>>>>> "James" == james rich <james.rich@xxxxxxxxxxxxx> writes:
James> I am wondering how the XFS team plans on avoiding the same
James> problems once XFS becomes part of the kernel. Is there
James> potential for problems with SGI "losing control" over the
James> source or direction of XFS once Linus puts it in his tree?
The thing the LVM project has lacked is a process. Mails and patches
have been dropped, and the LVM developers have been playing their own
game instead of tracking development of the generic kernel.
That model doesn't work very well in the Linux space. When you're in
the Open Source business you have to play by the rules.
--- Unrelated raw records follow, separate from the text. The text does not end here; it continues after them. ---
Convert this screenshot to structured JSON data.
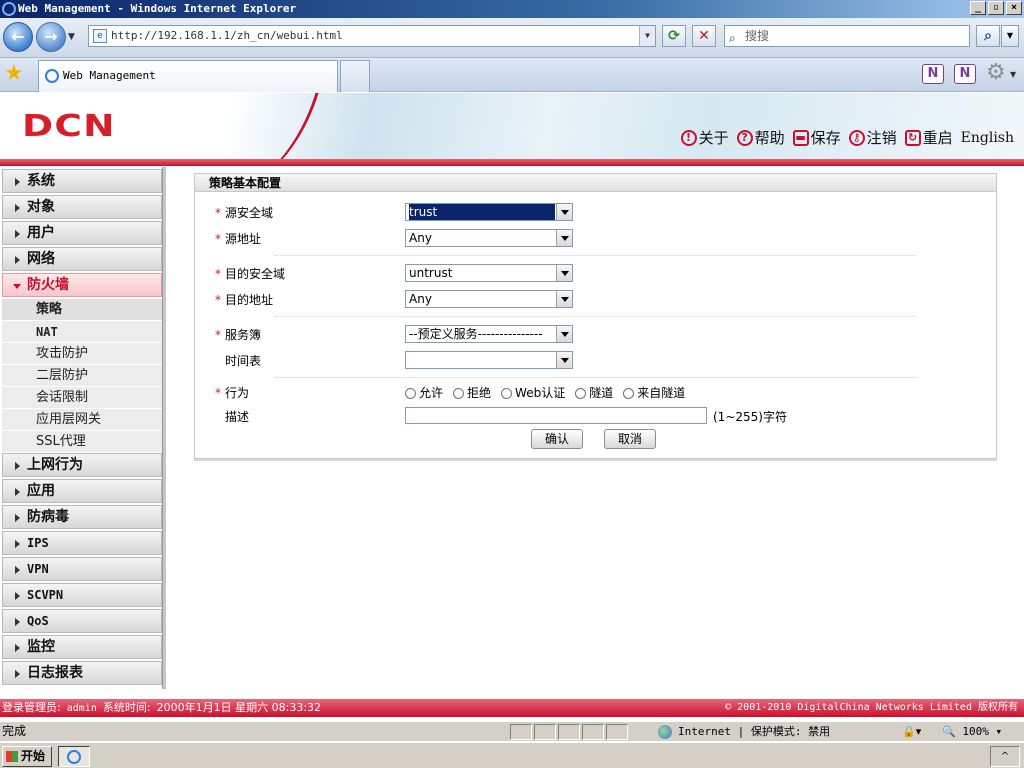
{
  "window": {
    "title": "Web Management - Windows Internet Explorer",
    "controls": [
      "_",
      "▫",
      "×"
    ]
  },
  "browser": {
    "address": "http://192.168.1.1/zh_cn/webui.html",
    "search_placeholder": "搜搜",
    "tab_title": "Web Management"
  },
  "header": {
    "logo": "DCN",
    "links": [
      {
        "label": "关于",
        "icon": "info-icon"
      },
      {
        "label": "帮助",
        "icon": "help-icon"
      },
      {
        "label": "保存",
        "icon": "save-icon"
      },
      {
        "label": "注销",
        "icon": "key-icon"
      },
      {
        "label": "重启",
        "icon": "restart-icon"
      }
    ],
    "english": "English"
  },
  "sidebar": {
    "items": [
      {
        "label": "系统"
      },
      {
        "label": "对象"
      },
      {
        "label": "用户"
      },
      {
        "label": "网络"
      },
      {
        "label": "防火墙",
        "active": true
      }
    ],
    "sub_items": [
      {
        "label": "策略"
      },
      {
        "label": "NAT"
      },
      {
        "label": "攻击防护"
      },
      {
        "label": "二层防护"
      },
      {
        "label": "会话限制"
      },
      {
        "label": "应用层网关"
      },
      {
        "label": "SSL代理"
      }
    ],
    "items_after": [
      {
        "label": "上网行为"
      },
      {
        "label": "应用"
      },
      {
        "label": "防病毒"
      },
      {
        "label": "IPS"
      },
      {
        "label": "VPN"
      },
      {
        "label": "SCVPN"
      },
      {
        "label": "QoS"
      },
      {
        "label": "监控"
      },
      {
        "label": "日志报表"
      }
    ]
  },
  "form": {
    "title": "策略基本配置",
    "required_mark": "*",
    "src_zone_label": "源安全域",
    "src_zone_value": "trust",
    "src_addr_label": "源地址",
    "src_addr_value": "Any",
    "dst_zone_label": "目的安全域",
    "dst_zone_value": "untrust",
    "dst_addr_label": "目的地址",
    "dst_addr_value": "Any",
    "service_label": "服务簿",
    "service_value": "--预定义服务---------------",
    "schedule_label": "时间表",
    "schedule_value": "",
    "action_label": "行为",
    "actions": [
      "允许",
      "拒绝",
      "Web认证",
      "隧道",
      "来自隧道"
    ],
    "desc_label": "描述",
    "desc_hint": "(1~255)字符",
    "confirm_label": "确认",
    "cancel_label": "取消"
  },
  "statusbar": {
    "admin_label": "登录管理员:",
    "admin_user": "admin",
    "time_label": "系统时间:",
    "time_value": "2000年1月1日 星期六 08:33:32",
    "copyright": "© 2001-2010 DigitalChina Networks Limited 版权所有"
  },
  "ie_status": {
    "done": "完成",
    "zone": "Internet | 保护模式: 禁用",
    "zoom": "100%"
  },
  "taskbar": {
    "start": "开始"
  }
}
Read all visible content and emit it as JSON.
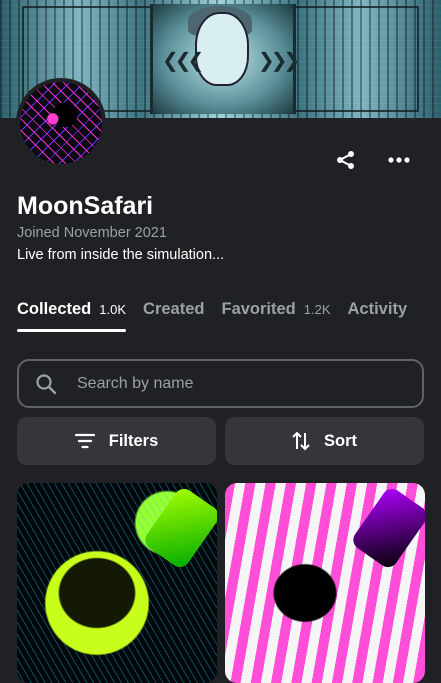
{
  "profile": {
    "name": "MoonSafari",
    "joined": "Joined November 2021",
    "bio": "Live from inside the simulation..."
  },
  "tabs": [
    {
      "label": "Collected",
      "count": "1.0K",
      "active": true
    },
    {
      "label": "Created",
      "count": "",
      "active": false
    },
    {
      "label": "Favorited",
      "count": "1.2K",
      "active": false
    },
    {
      "label": "Activity",
      "count": "",
      "active": false
    }
  ],
  "search": {
    "placeholder": "Search by name",
    "value": ""
  },
  "controls": {
    "filters_label": "Filters",
    "sort_label": "Sort"
  },
  "icons": {
    "share": "share-icon",
    "more": "more-horizontal-icon",
    "search": "search-icon",
    "filter": "filter-icon",
    "sort": "sort-icon"
  },
  "colors": {
    "background": "#202124",
    "surface": "#35363a",
    "muted_text": "#9aa0a6",
    "border": "#5f6368"
  }
}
Otherwise the
community will work around you. Hence the discussions yesterday.
If SGI were to do a bad job maintaining XFS, we would probably see
something similar to what has happened with LVM: Alan Cox applying
patches to his kernels that the LVM folks didn't take.
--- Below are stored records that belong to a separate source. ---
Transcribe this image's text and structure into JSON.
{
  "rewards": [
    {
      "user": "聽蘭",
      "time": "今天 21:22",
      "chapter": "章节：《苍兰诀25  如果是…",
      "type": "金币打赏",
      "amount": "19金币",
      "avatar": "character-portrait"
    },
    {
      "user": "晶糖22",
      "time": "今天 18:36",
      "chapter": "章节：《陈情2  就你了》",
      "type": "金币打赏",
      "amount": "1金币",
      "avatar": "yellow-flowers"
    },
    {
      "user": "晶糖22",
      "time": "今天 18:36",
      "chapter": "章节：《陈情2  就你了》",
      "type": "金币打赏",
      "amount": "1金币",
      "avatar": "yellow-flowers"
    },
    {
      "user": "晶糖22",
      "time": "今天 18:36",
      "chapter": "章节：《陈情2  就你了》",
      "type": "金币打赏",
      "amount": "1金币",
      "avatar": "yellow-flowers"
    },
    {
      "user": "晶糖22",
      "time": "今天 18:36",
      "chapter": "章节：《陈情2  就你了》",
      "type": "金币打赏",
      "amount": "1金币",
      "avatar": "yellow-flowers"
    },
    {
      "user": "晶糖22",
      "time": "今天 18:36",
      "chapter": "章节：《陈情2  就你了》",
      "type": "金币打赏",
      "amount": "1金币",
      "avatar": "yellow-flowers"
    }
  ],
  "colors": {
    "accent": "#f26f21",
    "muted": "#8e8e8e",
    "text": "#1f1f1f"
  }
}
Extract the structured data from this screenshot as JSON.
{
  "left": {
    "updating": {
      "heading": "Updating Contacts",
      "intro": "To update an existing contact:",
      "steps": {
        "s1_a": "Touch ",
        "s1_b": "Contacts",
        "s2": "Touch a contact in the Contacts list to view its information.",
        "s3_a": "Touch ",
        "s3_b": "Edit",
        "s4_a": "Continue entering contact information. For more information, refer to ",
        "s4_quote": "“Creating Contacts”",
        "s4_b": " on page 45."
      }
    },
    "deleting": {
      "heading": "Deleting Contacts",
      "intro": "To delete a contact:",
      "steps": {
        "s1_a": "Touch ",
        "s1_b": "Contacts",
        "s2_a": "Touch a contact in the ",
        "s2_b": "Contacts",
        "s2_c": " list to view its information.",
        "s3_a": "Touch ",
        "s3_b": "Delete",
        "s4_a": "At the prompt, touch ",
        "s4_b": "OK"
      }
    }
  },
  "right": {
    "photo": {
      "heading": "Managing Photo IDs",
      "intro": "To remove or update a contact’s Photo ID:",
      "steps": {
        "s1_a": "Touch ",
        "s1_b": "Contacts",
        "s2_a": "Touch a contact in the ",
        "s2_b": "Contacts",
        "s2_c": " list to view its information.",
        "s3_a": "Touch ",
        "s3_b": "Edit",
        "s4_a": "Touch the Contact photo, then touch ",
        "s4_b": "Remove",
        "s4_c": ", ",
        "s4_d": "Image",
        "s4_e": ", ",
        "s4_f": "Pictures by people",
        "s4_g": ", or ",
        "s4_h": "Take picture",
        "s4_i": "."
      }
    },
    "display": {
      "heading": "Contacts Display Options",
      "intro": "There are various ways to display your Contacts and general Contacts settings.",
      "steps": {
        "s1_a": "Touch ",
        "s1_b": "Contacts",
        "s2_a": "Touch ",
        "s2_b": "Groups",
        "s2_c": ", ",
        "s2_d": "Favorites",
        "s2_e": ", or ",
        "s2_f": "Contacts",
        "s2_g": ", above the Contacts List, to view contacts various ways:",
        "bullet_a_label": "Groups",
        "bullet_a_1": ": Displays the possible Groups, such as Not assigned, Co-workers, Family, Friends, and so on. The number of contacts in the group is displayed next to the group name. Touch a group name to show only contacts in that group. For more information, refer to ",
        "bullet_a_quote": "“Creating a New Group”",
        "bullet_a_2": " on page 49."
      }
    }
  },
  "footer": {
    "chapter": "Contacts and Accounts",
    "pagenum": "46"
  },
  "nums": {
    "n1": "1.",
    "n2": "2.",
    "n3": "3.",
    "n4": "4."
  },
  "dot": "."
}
However, this behaviour is unusual. As long as the official
maintainer of something is actively developing it, Alan and Linus only
take patches from that person. And everybody else submit their
changes to the official maintainer.
Now, it doesn't really matter whether your CVS tree is open for
submissions from the outside or not. That's a technical detail. What
matters is whether patches and comments from the outside make it into
the tree. And I honestly think we're doing a good job at that with
Also, I think the mods generated by our internal revision control/bug
tracking system are good, self-contained patches that would suit
Martin K. Petersen, Principal Linux Consultant, Linuxcare, Inc.